Congresso estanca desemprego e discute mercado de trabalho

O próximo ano começará com uma certeza: a pandemia acentuará as desigualdades sociais e a pobreza ao redor do planeta e o número de desempregados poderá atingir recordes históricos. Na região da América Latina, onde o Brasil ocupa lugar de destaque, a Organização Internacional do Trabalho (OIT) estima que o número de desempregados vai saltar de 26 milhões, antes da pandemia, para 41 milhões ao final de 2020.

A partir da previsão de uma catástrofe, organismos internacionais e especialistas recomendam gastos com programas que preservem empregos, ajudem os mais pobres e estimulem de alguma forma a economia que despencou com a crise sanitária mundial.

O Programa Emergencial de Manutenção do Emprego e da Renda (Pemer), como foi intitulado, tem cumprido o seu papel. As regras para os acordos entre empregados e empregadores possibilitaram a preservação de quase 12 milhões de empregos, segundo os últimos dados do Ministério da Economia.

A deterioração do mercado formal, entretanto, teria sido bem maior sem o Pemer, que vai vigorar até 31 de dezembro de 2020. Apesar da importância do Pemer para sustentar as vagas do mercado formal de trabalho, senadores concordam que o programa sozinho não é suficiente para abrandar a grave crise provocada pela pandemia do novo coronavírus.

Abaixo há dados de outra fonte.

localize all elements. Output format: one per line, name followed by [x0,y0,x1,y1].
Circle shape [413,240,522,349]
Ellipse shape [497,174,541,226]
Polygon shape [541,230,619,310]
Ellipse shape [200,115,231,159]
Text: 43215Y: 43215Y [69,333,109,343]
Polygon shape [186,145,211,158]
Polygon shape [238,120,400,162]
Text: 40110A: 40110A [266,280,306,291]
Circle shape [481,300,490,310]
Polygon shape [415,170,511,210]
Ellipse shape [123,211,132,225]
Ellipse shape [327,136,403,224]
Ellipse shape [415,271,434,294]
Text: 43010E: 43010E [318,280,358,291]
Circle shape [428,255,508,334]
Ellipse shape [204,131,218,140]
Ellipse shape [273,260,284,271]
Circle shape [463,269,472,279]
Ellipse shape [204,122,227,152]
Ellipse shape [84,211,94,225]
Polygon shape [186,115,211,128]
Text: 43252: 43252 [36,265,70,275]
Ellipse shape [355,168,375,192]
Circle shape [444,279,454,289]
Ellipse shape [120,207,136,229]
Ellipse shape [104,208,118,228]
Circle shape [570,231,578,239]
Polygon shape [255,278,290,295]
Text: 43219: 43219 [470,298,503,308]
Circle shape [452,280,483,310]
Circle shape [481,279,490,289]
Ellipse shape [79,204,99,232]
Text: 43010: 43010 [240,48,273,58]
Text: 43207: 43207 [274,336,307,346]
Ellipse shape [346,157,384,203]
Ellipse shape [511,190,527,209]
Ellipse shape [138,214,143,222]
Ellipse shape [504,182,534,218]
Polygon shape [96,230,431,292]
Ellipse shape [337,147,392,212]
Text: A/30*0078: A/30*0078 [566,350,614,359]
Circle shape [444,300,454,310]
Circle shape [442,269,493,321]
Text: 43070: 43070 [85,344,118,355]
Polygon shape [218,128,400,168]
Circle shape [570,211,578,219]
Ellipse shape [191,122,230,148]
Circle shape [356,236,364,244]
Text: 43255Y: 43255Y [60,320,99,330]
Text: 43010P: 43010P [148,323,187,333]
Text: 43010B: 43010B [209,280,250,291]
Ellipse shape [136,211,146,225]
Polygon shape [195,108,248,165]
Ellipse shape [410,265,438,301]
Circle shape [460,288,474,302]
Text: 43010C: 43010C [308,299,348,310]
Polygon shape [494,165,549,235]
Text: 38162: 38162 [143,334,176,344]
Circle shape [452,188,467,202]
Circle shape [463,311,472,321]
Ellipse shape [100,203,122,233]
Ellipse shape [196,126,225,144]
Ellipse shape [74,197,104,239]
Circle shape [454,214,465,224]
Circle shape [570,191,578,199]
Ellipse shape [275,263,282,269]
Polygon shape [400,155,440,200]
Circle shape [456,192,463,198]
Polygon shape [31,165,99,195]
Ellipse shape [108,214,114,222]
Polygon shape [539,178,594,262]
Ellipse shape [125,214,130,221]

A questão agora é encontrar alternativas de transferência direta de renda para socorrer os mais carentes após o término do auxílio emergencial. O governo já sinalizou que quer instituir um programa de renda básica, que absorveria o Bolsa-Família.

De acordo com o Senador Paulo Paim (PT-RS), o Congresso tem tomado a dianteira nas medidas para amenizar os efeitos da crise nas áreas da saúde e na economia. Mas as medidas, segundo ele, precisam ser viabilizadas, caso do crédito para as micros e pequenas empresas, que emperrou pela exigência de garantias e agora está sendo revisto.

O senador alerta para a perspectiva de um 2021 “difícil”, particularmente no que toca aos trabalhadores e entidades da sociedade civil. ”Vai ser necessária muita mobilização para conter a sanha das medidas que aumentam carga horária de trabalho, reduzem renda e intensificam a desproteção dos direitos dos trabalhadores” adverte.